Duncan inhaled slowly. “We’re to consider the possibility that Tara Bennett’s death was, in fact, an intentional murder, and to investigate any possible connections with the murders of Evan Davies and Brandon Albret.
“Oh.”
“And he’s ordered the Department of Information to raise your security clearance. To grant you access to all personnel files. You and Roberts are to cross-reference any work history, family connections—anything which might hint at a common individual or individuals, Druw or otherwise.”
Ember considered his statement. “Well that’s…that’s a smart starting point.”

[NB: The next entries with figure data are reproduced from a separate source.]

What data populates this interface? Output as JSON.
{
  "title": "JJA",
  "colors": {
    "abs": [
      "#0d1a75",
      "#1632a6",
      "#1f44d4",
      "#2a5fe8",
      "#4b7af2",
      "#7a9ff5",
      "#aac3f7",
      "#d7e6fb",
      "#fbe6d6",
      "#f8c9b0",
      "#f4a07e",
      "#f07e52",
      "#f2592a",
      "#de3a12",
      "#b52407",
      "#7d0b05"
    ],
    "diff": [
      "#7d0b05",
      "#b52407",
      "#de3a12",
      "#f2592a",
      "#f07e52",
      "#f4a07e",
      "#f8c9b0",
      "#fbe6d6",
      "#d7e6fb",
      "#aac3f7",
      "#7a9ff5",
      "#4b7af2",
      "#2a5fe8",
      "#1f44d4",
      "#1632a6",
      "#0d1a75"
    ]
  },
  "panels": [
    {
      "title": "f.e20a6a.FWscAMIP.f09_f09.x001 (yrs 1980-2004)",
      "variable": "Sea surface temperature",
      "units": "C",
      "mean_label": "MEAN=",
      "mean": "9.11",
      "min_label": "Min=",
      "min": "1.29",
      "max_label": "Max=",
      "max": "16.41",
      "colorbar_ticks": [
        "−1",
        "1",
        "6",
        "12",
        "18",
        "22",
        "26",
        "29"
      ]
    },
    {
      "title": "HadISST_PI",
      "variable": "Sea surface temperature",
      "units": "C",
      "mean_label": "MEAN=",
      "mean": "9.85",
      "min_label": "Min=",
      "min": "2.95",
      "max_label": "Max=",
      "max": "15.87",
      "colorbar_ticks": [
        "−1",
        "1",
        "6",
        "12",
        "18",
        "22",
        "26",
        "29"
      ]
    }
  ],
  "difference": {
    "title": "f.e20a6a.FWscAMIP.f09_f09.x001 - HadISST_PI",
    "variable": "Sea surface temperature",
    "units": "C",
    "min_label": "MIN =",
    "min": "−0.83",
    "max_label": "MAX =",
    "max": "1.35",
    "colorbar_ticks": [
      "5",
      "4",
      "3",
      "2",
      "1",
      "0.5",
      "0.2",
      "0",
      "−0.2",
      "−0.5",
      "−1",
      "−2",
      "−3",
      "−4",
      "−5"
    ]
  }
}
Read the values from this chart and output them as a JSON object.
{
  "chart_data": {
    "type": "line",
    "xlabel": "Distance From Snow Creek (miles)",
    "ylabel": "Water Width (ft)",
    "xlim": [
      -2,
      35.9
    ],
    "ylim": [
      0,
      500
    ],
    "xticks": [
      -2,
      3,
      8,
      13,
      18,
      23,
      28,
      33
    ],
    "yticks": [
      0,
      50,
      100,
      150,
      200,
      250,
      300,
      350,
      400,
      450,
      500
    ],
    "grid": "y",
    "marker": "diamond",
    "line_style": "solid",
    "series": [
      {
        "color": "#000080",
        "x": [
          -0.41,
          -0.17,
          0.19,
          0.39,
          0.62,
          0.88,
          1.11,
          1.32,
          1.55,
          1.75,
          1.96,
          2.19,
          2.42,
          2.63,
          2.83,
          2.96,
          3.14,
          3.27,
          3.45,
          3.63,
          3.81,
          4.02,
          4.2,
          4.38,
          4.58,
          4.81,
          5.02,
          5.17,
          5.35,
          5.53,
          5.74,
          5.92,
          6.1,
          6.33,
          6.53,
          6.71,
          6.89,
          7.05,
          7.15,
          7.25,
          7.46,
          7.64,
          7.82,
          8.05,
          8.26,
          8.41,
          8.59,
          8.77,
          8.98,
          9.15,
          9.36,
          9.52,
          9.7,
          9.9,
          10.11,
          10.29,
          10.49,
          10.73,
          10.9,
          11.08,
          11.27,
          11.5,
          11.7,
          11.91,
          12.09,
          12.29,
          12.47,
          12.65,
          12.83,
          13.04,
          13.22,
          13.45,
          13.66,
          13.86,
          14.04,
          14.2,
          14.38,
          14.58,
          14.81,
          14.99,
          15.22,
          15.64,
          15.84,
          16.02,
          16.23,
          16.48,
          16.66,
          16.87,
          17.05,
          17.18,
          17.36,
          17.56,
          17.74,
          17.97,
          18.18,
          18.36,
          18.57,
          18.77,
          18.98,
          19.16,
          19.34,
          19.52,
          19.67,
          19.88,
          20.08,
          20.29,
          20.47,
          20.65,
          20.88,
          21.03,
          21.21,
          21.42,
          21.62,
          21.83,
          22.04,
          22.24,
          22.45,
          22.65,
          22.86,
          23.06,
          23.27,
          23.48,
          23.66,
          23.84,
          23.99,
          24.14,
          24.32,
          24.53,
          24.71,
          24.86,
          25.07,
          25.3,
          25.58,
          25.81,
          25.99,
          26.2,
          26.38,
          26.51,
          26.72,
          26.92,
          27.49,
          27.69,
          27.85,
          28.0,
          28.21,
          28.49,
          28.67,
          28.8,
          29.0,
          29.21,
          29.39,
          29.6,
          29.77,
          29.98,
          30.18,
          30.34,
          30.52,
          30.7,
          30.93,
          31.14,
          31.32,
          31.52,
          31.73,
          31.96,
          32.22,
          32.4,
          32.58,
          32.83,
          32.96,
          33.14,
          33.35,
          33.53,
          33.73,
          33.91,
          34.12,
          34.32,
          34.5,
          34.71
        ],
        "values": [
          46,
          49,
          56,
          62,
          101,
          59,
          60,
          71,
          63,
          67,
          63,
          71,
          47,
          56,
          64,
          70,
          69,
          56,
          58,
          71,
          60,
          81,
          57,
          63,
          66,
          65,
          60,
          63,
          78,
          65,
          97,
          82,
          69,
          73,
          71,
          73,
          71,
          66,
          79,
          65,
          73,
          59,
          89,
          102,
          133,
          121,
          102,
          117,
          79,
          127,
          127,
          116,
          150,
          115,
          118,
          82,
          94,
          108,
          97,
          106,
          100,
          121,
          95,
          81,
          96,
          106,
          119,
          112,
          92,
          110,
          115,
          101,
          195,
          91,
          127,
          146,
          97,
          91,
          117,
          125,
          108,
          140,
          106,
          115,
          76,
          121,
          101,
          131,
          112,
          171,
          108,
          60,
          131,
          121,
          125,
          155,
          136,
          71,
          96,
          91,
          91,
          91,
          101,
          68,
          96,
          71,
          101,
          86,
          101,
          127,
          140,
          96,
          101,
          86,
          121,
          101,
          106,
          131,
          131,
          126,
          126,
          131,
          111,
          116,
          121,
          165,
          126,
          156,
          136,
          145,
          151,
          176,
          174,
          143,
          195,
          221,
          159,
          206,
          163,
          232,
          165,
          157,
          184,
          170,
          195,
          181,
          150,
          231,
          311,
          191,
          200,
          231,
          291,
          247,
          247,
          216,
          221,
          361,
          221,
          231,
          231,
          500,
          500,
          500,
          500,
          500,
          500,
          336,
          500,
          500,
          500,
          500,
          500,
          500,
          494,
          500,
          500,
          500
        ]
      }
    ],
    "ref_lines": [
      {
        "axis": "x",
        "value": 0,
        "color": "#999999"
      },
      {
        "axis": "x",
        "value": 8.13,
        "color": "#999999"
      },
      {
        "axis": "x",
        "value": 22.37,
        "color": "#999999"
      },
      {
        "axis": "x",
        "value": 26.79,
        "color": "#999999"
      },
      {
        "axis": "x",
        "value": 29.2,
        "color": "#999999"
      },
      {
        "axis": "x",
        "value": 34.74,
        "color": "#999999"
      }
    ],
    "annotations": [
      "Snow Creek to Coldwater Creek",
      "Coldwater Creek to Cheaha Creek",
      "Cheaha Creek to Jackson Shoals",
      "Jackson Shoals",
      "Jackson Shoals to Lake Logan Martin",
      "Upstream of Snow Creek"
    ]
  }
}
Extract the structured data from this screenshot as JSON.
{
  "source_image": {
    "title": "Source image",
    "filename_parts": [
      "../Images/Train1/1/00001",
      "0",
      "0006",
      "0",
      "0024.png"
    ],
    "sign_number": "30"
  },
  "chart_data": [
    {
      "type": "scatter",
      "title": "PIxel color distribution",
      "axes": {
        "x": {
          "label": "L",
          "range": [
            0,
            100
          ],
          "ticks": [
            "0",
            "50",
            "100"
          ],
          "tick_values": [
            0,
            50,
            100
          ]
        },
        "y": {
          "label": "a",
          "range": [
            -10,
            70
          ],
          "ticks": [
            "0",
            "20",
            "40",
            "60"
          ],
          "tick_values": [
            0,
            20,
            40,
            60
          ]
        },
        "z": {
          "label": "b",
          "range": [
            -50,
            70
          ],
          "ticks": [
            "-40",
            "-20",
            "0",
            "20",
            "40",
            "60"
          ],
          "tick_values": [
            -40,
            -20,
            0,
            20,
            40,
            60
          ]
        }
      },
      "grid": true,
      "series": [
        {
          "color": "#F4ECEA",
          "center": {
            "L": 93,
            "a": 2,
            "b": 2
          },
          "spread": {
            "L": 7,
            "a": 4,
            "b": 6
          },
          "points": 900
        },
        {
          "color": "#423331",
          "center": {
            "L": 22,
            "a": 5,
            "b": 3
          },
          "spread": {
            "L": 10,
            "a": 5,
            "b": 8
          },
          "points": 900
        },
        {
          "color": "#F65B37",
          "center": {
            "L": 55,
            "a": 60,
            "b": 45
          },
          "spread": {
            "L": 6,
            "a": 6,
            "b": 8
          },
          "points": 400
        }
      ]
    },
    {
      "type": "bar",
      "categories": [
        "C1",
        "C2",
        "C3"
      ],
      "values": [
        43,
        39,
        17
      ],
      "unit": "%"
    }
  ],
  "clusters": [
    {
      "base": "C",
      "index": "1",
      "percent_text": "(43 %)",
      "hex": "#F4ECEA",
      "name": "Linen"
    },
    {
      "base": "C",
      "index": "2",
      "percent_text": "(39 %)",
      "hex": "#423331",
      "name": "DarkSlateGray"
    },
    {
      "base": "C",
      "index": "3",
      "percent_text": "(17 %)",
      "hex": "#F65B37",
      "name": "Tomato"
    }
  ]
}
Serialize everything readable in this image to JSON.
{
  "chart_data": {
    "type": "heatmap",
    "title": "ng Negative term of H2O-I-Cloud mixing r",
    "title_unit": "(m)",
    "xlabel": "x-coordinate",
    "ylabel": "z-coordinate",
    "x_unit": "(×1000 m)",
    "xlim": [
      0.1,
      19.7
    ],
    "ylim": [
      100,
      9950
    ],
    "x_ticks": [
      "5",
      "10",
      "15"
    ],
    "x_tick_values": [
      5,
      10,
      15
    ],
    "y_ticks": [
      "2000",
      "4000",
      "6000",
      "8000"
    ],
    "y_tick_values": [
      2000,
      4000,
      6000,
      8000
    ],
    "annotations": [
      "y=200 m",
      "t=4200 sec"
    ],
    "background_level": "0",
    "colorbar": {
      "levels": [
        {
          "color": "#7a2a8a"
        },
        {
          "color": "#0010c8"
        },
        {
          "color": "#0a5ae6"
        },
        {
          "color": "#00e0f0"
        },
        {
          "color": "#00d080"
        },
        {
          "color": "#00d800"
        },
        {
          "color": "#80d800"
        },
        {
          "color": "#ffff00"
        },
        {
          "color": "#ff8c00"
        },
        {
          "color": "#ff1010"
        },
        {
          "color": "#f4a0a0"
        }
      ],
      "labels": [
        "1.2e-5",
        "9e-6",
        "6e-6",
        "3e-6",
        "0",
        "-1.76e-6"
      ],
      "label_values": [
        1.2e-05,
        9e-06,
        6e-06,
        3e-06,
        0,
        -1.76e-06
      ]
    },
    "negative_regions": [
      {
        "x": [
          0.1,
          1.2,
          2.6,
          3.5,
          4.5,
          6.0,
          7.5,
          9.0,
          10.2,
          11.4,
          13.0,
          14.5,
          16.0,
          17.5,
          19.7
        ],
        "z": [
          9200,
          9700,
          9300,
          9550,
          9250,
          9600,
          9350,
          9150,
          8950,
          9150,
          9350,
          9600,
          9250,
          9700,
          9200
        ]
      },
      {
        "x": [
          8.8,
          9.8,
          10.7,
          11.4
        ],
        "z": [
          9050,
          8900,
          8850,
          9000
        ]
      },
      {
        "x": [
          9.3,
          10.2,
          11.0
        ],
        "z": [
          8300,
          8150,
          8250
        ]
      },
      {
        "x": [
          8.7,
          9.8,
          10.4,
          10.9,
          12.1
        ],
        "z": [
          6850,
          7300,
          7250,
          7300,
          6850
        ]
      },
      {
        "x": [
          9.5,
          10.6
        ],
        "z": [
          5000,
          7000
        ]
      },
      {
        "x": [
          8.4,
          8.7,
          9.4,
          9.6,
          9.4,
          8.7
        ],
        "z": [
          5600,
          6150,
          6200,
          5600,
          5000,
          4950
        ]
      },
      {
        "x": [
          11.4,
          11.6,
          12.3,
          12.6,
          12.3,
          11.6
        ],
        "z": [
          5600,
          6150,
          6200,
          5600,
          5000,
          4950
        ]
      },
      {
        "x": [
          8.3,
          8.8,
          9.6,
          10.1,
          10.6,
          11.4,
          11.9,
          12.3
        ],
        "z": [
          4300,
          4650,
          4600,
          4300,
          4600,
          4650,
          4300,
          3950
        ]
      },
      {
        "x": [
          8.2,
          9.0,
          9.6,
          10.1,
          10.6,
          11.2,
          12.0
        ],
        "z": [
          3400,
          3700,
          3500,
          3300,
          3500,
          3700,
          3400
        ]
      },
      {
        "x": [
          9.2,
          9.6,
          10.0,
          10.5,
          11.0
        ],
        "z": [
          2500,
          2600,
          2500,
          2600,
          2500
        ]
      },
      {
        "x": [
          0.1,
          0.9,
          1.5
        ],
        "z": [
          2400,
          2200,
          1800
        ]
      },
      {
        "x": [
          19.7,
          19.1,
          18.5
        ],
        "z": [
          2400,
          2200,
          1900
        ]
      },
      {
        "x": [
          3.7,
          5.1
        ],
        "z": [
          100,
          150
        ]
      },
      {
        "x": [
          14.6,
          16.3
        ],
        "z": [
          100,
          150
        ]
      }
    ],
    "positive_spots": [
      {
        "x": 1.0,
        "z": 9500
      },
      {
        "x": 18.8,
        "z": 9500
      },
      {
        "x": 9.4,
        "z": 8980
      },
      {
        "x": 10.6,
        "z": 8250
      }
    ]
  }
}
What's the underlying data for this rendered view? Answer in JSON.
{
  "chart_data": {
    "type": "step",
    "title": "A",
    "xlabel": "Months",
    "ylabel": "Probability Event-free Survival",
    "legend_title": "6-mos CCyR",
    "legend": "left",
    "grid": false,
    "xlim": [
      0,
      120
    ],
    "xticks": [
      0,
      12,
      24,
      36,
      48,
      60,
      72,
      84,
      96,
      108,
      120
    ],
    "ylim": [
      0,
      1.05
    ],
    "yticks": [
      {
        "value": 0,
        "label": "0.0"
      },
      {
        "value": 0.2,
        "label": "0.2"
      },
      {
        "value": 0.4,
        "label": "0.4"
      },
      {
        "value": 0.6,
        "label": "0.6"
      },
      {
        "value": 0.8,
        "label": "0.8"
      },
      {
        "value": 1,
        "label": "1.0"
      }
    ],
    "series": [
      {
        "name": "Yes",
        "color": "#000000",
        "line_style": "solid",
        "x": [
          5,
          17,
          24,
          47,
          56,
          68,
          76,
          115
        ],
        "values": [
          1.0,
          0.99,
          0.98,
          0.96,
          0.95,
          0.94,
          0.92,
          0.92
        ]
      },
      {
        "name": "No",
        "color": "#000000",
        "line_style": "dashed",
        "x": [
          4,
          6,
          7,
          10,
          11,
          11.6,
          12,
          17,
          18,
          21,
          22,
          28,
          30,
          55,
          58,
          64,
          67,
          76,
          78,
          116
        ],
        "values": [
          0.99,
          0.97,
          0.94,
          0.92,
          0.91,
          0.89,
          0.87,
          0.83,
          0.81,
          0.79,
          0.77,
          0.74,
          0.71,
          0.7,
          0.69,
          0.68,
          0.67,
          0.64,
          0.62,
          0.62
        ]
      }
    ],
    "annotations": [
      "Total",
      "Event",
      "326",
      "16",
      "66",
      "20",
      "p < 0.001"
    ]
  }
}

“In all the years I’ve been an Investigator, I’ve come across a lot of zealots and ideologues. Every one of them proved to be major irritants, even at times outright obstacles to the bureaucratic process. But you, Wright, you are quickly becoming the biggest pain in my ass.”
“Thank you, sir.”
“That wasn’t a compliment, Wright.”
“I know.”
He growled, “get out of my office.”
She spent the rest of the day working with Jackie. They brainstormed in Jackie’s office, composing a list of queries to check against the expansive Magic City Colony database. The scarlet-maned Associate Investigator proved resourceful, despite insisting that Ember perform all of the actual typing. The letters on Jackie’s computer keyboard were all worn off—a byproduct of its owner’s long fingernails.
“It’s almost 5:30, Wright,” Jackie whined. “I’ve got a date picking me up at six and I still have to get home and change clothes. Can’t we continue this tomorrow?”
“Of course. But I’m going to stay on this as late as I can tonight.” Ember kept her gaze focused on the rows of data.
“Oh, come on already! Aren’t you tired of staring at the dang screen yet?”
“Not yet, no. I’ll probably keep doing this until late.” Ember crossed another dead-end query off the ruled legal pad. “We’ve still got three more pages of these to go through, Jackie.”
“But I’ve got a date! Didn’t you hear me?”
“Go on ahead. I’ll shut down your computer when I’m done.”
Jackie “Are you sure?”
“Yeah, it’s fine.” Ember combed her fingers through her hair as she scanned the notepad. “I just want to get through this list. If we find any common connection, it might lead to a clue.”
“You really think this could be a serial killer? I mean, we haven’t found anything connecting them yet, other than the fact they’re all changelings.” Jackie slung a zebra-print purse over her shoulder and peered at Ember.
“I do, yes. And just because we haven’t found anything common to them yet, doesn’t mean we won’t.”
“You’re like a dog with a bone, girl.” Jackie glanced at the wall clock. “Alright, I’m outta here. I’m gonna have to make him wait as it is. Not that I mind making a guy wait for me. See you tomorrow.”